In order to fully understand the role of adaptation, it is essential to first understand the non-adaptive forces that shape evolution such as mutation, purifying selection, and demography. During my PhD at the Max-Planck-Institute for Molecular Genetics in Berlin I investigated the elementary patterns of mutational processes by applying analytic and modeling methods together with comparative genomics approaches to genome-level datasets. These studies brought up interesting findings of how insertions and deletions contribute to genome evolution [5,6], how they shape statistical properties of genomes [7,8], and how this can affect commonly used bioinformatics methods such as sequence aligment [9,10,11].
At Stanford, I developed a new method to estimate the rates and pattern of mutation from the low-frequency polymorphism data gathered from deep sequencing projects . My method thereby overcomes many of the problems of indirect estimates from divergence or heterozygosity, which typically suffer from unknown selective and demographic biases.
We also developed a maximum-likelihood framework to infer the strength of purifying selection under complex demographies and applied this approach to a particular family of transposable elements in D.melanogaster . This study highlighted the importance of accounting for demographic history when inferring selection.

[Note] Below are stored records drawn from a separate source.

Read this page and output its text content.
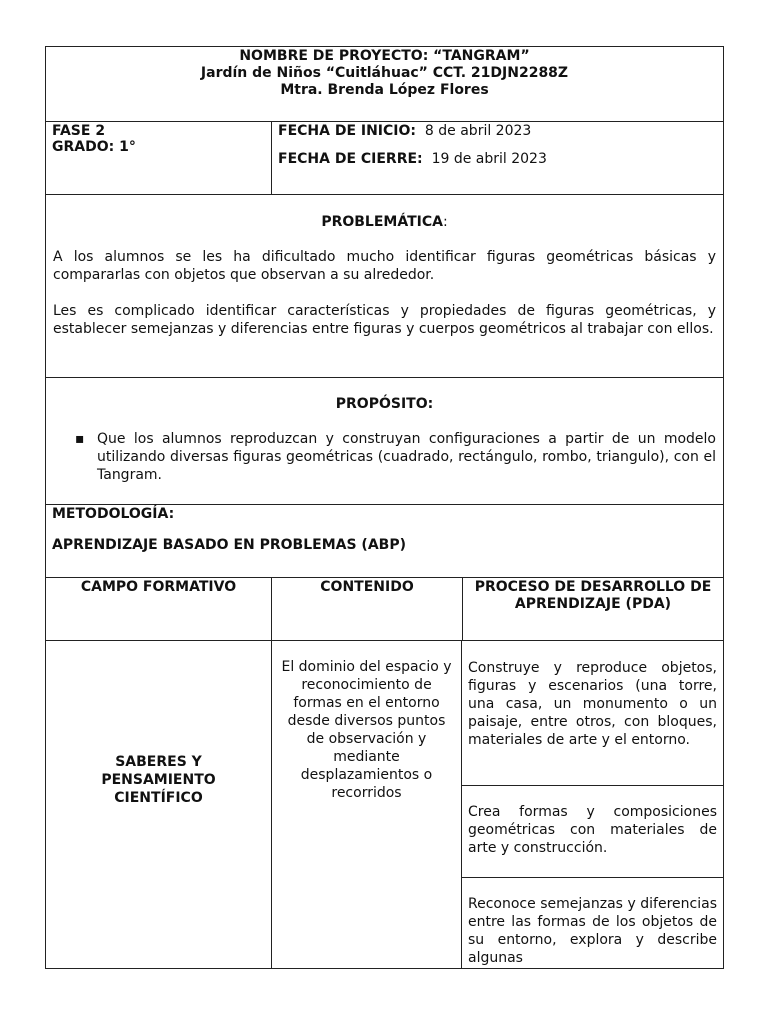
NOMBRE DE PROYECTO: “TANGRAM”
Jardín de Niños “Cuitláhuac” CCT. 21DJN2288Z
Mtra. Brenda López Flores
FASE 2
GRADO: 1°
FECHA DE INICIO: 8 de abril 2023
FECHA DE CIERRE: 19 de abril 2023
PROBLEMÁTICA:

A los alumnos se les ha dificultado mucho identificar figuras geométricas básicas y compararlas con objetos que observan a su alrededor.

Les es complicado identificar características y propiedades de figuras geométricas, y establecer semejanzas y diferencias entre figuras y cuerpos geométricos al trabajar con ellos.

PROPÓSITO:
▪ Que los alumnos reproduzcan y construyan configuraciones a partir de un modelo utilizando diversas figuras geométricas (cuadrado, rectángulo, rombo, triangulo), con el Tangram.
METODOLOGÍA:
APRENDIZAJE BASADO EN PROBLEMAS (ABP)
CAMPO FORMATIVO	CONTENIDO	PROCESO DE DESARROLLO DE APRENDIZAJE (PDA)
SABERES Y PENSAMIENTO CIENTÍFICO
El dominio del espacio y reconocimiento de formas en el entorno desde diversos puntos de observación y mediante desplazamientos o recorridos
Construye y reproduce objetos, figuras y escenarios (una torre, una casa, un monumento o un paisaje, entre otros, con bloques, materiales de arte y el entorno.
Crea formas y composiciones geométricas con materiales de arte y construcción.
Reconoce semejanzas y diferencias entre las formas de los objetos de su entorno, explora y describe algunas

In another research project we investigated the interplay between mutational biases and purifying selection . Surprisingly, we were able to show that mutational biases can cause constrained sequences to evolve faster than would be expected under the neutral expectation, provided that selection is weak and mutational biases favor the states that selection disfavors. We investigated how this phenomenon, in practice, can affect comparative genomics methods used for the detection of constraints. This study demonstrated that accounting for mutational biases and weak selection is necessary to accurately infer regions of the genome evolving under purifying selection.